Additionally, asymmetric actor critic (AC) was proposed to utilize additional state information to learn a policy more efficiently over the standard recurrent A2C where the critic only uses history information. UAAC then corrects the bias in AC by incorporating both the state and the history. However this paper proposes going back to the standard recurrent A2C method for one of the critics to achieve unbiasedness. It would have been interesting to compare two dual critic architectures: 1) V(h) and V(h,s) and 2) V(s) and V(h,s). Although the second approach would be biased, I would assume that using V(s) would lead to more efficiency gains. This seems to be an obvious comparison that was not considered.

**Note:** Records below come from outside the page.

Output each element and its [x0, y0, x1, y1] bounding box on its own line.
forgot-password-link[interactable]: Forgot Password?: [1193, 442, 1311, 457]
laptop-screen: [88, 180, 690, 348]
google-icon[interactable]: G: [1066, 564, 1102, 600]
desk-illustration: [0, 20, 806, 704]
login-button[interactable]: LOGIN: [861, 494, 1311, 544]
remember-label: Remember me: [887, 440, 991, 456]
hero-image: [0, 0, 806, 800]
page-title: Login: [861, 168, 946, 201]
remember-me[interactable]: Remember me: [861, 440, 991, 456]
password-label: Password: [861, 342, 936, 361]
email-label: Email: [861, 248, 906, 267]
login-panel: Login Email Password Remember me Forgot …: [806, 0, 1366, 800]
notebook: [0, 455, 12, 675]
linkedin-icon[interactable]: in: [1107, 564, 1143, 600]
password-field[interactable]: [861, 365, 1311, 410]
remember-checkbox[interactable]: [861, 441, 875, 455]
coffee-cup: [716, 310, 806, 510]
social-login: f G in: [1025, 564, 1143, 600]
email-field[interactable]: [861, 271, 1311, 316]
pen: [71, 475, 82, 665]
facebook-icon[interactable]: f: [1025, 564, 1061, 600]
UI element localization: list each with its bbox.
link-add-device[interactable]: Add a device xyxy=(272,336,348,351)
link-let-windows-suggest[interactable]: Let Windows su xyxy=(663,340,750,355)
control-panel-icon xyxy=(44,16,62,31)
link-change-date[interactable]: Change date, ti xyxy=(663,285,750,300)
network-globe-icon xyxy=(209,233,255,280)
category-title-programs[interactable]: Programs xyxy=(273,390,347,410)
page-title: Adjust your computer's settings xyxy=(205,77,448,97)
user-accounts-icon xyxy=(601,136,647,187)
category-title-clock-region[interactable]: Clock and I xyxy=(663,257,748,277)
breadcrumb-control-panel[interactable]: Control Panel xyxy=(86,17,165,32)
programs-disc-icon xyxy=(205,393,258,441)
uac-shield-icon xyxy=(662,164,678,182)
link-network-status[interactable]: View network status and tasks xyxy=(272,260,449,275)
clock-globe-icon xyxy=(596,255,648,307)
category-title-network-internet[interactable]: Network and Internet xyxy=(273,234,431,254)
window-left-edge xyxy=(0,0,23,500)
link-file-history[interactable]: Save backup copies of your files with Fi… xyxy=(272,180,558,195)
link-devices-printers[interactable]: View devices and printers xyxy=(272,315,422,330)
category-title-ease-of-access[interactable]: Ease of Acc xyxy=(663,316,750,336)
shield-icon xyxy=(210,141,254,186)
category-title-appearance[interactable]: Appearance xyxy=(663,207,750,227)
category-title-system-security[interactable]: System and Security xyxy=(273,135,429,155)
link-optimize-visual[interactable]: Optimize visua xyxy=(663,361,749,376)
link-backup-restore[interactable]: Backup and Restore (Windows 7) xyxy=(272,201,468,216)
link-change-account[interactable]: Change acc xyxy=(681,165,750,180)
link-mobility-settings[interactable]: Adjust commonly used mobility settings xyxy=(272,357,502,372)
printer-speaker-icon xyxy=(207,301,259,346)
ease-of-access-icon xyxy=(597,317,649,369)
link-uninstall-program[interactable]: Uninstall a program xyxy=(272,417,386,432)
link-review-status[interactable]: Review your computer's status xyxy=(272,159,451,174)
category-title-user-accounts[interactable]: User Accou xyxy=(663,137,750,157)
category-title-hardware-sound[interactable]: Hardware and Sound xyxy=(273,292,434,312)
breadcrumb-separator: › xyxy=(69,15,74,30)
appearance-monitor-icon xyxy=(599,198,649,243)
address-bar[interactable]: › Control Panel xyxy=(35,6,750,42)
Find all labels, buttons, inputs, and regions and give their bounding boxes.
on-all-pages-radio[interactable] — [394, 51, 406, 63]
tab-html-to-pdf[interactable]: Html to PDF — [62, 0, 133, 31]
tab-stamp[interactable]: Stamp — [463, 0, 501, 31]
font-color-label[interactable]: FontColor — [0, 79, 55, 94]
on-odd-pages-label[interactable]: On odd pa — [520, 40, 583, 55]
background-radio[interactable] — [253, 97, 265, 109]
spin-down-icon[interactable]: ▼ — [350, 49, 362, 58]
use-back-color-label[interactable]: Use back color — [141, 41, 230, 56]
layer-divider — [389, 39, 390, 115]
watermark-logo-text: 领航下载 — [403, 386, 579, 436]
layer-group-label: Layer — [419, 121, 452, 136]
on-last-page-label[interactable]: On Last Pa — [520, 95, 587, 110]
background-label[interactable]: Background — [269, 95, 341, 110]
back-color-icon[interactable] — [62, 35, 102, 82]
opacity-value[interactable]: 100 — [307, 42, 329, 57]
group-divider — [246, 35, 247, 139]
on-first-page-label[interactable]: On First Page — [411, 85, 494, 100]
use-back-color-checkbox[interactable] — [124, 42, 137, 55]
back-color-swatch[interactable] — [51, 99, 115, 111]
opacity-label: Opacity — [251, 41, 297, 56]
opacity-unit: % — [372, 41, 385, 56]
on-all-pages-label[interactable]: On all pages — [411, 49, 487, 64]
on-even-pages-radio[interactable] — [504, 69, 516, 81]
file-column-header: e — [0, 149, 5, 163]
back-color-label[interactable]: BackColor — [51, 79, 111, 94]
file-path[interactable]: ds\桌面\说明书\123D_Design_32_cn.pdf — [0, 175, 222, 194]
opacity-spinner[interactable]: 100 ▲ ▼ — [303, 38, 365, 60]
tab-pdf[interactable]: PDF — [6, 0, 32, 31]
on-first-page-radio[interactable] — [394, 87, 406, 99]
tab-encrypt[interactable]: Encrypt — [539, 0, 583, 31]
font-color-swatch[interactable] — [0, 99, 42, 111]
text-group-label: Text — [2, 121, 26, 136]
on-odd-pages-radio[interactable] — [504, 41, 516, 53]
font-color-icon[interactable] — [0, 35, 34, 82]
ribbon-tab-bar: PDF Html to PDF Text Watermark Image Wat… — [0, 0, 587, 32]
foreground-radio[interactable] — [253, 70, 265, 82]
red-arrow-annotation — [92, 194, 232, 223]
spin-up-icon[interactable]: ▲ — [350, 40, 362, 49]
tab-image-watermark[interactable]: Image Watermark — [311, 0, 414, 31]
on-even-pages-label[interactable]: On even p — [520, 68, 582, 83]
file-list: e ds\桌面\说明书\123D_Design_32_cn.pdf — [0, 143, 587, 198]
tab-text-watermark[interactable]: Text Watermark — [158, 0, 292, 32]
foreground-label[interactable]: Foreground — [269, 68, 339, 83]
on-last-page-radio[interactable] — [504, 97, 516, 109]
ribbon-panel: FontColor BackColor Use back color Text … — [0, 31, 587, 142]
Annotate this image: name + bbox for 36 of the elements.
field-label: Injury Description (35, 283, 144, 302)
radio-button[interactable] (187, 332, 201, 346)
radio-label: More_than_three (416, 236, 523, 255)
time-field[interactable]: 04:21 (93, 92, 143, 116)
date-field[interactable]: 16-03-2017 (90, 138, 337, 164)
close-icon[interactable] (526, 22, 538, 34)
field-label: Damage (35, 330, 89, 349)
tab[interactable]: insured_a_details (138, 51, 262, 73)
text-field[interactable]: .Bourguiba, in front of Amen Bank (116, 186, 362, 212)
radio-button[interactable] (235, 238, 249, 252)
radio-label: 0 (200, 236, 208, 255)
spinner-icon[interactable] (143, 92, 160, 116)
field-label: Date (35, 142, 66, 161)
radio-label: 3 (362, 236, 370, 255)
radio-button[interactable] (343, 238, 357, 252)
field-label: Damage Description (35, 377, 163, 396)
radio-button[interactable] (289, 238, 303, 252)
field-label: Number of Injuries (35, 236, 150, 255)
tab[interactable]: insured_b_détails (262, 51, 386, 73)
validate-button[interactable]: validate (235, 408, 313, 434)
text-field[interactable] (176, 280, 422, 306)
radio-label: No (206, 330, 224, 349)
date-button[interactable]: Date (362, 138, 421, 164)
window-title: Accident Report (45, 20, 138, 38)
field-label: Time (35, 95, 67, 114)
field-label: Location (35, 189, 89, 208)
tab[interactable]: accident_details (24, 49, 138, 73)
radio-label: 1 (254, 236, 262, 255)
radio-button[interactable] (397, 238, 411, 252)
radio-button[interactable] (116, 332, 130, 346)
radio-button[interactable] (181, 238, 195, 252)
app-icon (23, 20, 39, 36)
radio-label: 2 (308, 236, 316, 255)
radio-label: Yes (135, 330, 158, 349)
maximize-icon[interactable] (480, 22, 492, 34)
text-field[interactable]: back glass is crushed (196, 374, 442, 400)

We greatly appreciate your suggestion. Following your suggestion, we conducted ablation experiments comparing two different dual architectures: 1) $V(h)$ and $V(h,s)$ (our DCRL), and 2) $V(s)$ and $V(h,s)$ (referred to as the DCRL State Version). Figure 2 of the rebuttal PDF illustrates that the DCRL State Version demonstrates commendable performance among the various DCRL variants. However, the biased characteristics of the DCRL State Version contribute to instability in its effectiveness. Notably, our DCRL achieves superior training performance in three out of four environments. These findings further highlight the significance of our DCRL framework.

We appreciate your constructive feedback. These questions are very inspiring and discussion-worthy. The quality of the manuscript has been greatly enhanced by incorporating these and other reviewers' valuable suggestions. If you find that these concerns have been resolved, we would appreciate it if you would consider reflecting this in your rating of our paper.